Loki spread his hands. “What rules have I flouted since I took Gungnir from Freya’s daughter?”

“Since you sent Hrimgrimir on a cowardly mission to attack Mist in her own home, I presume that is a rhetorical question.”

“What?” Loki asked, lifting his ginger brows. “When?”

“Approximately seven o’clock this morning.”

All the sly good humor left Loki’s face, and his eyes took on a reddish tint. “Who attacked her?”

“Your chief henchman, Hrimgrimir, and two of his followers. Or have you forgotten his name in the past ten hours?”

Loki displayed his slightly pointed teeth in a very convincing approximation of outrage. A neat array of empty hangers suspended from a rod set in an alcove at the side of the room detached themselves and went flying across the room, landing haphazardly, like a child’s pick-up sticks.

“Hrimgrimir,” Loki spat. “I did not send him, or anyone. He defied my direct orders.”

Dainn laughed.

“It is the truth,” Loki said, the muscles in his jaw flexing. “I explicitly warned Hrimgrimir not to make any move except on my command.”

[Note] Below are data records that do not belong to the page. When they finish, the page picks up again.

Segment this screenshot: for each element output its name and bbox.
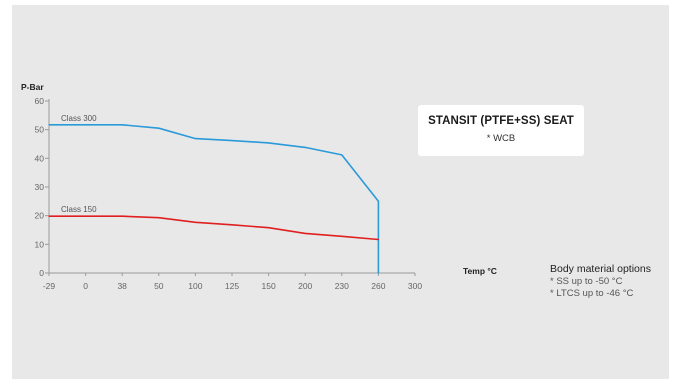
x-tick-label: -29 — [43, 281, 56, 291]
chart-panel — [12, 5, 669, 379]
data-point — [377, 238, 379, 241]
data-point — [304, 146, 306, 149]
data-point — [158, 127, 160, 129]
x-tick-label: 0 — [83, 281, 88, 291]
data-point — [268, 142, 270, 144]
data-point — [158, 217, 160, 219]
seat-title: STANSIT (PTFE+SS) SEAT — [428, 115, 574, 127]
x-tick-label: 260 — [371, 281, 385, 291]
data-point — [85, 124, 87, 126]
y-tick-label: 20 — [35, 211, 45, 221]
x-axis-label: Temp °C — [463, 266, 497, 276]
data-point — [341, 154, 343, 156]
x-tick-label: 50 — [154, 281, 164, 291]
data-point — [194, 137, 196, 140]
x-tick-label: 100 — [188, 281, 202, 291]
data-point — [48, 124, 50, 126]
y-tick-label: 40 — [35, 153, 45, 163]
data-point — [194, 221, 196, 223]
y-tick-label: 30 — [35, 182, 45, 192]
x-tick-label: 38 — [117, 281, 127, 291]
y-tick-label: 10 — [35, 239, 45, 249]
data-point — [268, 227, 270, 229]
body-material-options: Body material options * SS up to -50 °C … — [550, 263, 675, 300]
body-options-title: Body material options — [550, 263, 651, 275]
x-tick-label: 230 — [335, 281, 349, 291]
y-tick-label: 60 — [35, 96, 45, 106]
x-tick-label: 150 — [262, 281, 276, 291]
data-point — [341, 235, 343, 237]
y-axis-label: P-Bar — [21, 82, 44, 92]
body-option-item: * LTCS up to -46 °C — [550, 288, 634, 299]
seat-material: * WCB — [486, 133, 516, 144]
data-point — [121, 215, 123, 217]
series-line-class-150 — [49, 215, 379, 241]
data-point — [377, 272, 379, 274]
series-line-class-300 — [49, 124, 380, 273]
series-label: Class 300 — [61, 114, 97, 123]
data-point — [377, 200, 379, 202]
data-point — [304, 232, 306, 235]
x-tick-label: 125 — [225, 281, 239, 291]
series-label: Class 150 — [61, 205, 97, 214]
x-tick-label: 200 — [298, 281, 312, 291]
y-tick-label: 0 — [39, 268, 44, 278]
body-option-item: * SS up to -50 °C — [550, 276, 623, 287]
data-point — [48, 215, 50, 217]
data-point — [121, 124, 123, 126]
x-tick-label: 300 — [408, 281, 422, 291]
data-point — [231, 139, 233, 142]
data-point — [85, 215, 87, 217]
y-tick-label: 50 — [35, 125, 45, 135]
data-point — [231, 224, 233, 226]
seat-info-box: STANSIT (PTFE+SS) SEAT * WCB — [418, 105, 584, 156]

“Then they disobeyed you, and they paid the price.”

“Oh?” Loki seemed to relax all at once, undoing the last button of his shirt and letting the tail hang loose. “Can I expect them to return yelping with their tails between their legs?”

He was doing his best not to show his alarm, but Dainn knew him too well. “You have three fewer servants,” he said. “You had better use the rest more wisely.”

The hangers flew up again and slammed against the closed door all at once. “I did not send them,” he repeated. He took a sharp breath. “You must have raised wards against me,” he said. “How did Hrimgrimir break them?” He searched Dainn’s face. “They didn’t hold. How very peculiar.”

Devastating was the word Dainn would have chosen, but he reminded himself that Laufeyson was the one at a disadvantage. And must be kept there as long as possible.

“Do you know why Hrimgrimir came after us?” he asked.

Loki shrugged. “Revenge? You humiliated him quite thoroughly.”

“Would he take such a risk for something so unimportant?”

“We’re talking of Hrimgrimir,” Loki said, affable again. “How did they die? Did Freya descend in all her glory to make a puppet of her daughter again and blast them with loving kindness?”

“Freya wasn’t there,” Dainn said. “I killed them.”